Tuesday, March 9

TREC Entity Track 2009 into 2010

Krisztian posted a link to the TREC 2009 Entity Track Overview, part of the TREC 2009 proceedings.

The track website has information on the 2009 track and what is planned for 2010. One change they are seeking discussion about is a new semantic entity search subtask:
We propose a semantic entity search subtask for 2010: return URIs of related entities, instead of their homepages. We are planning to enrich topics with URIs of the input entities. URIs need to come from a predefined set of semantic data sources (which will include DBPedia and Freebase, at least).
The plan is to use the full category A set of ClueWeb09, which has 500 M English web pages instead of the smaller B subset which doesn't contain many entity homepages.

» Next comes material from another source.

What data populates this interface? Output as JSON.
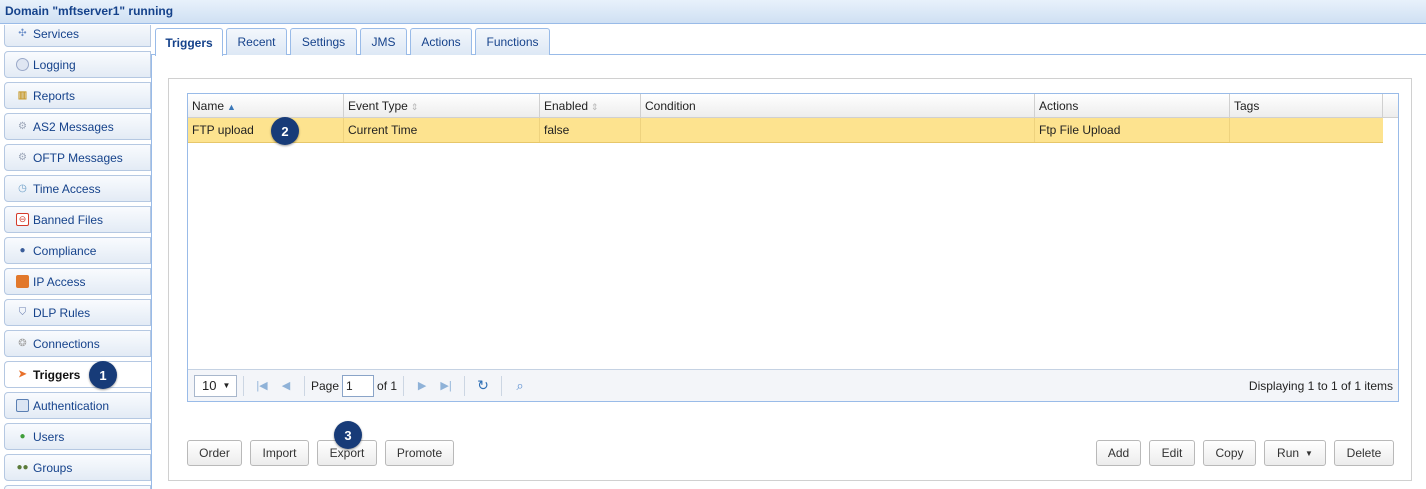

Data-Intensive Text Processing with MapReduce Updated Book Draft

An updated draft of the upcoming book, Data-Intensive Text Processing with MapReduce by Jimmy Lin and Chris Dyer is available.

The book isn't finished, but it still has interesting material. It emphasizes algorithms for processing text with Mapreduce: co-occurrence analysis, inverted index construction, and the EM algorithm applied to estimating parameters in HMMs.

You can also see Jimmy's cloud computing course (spring 2010) and the Ivory search engine.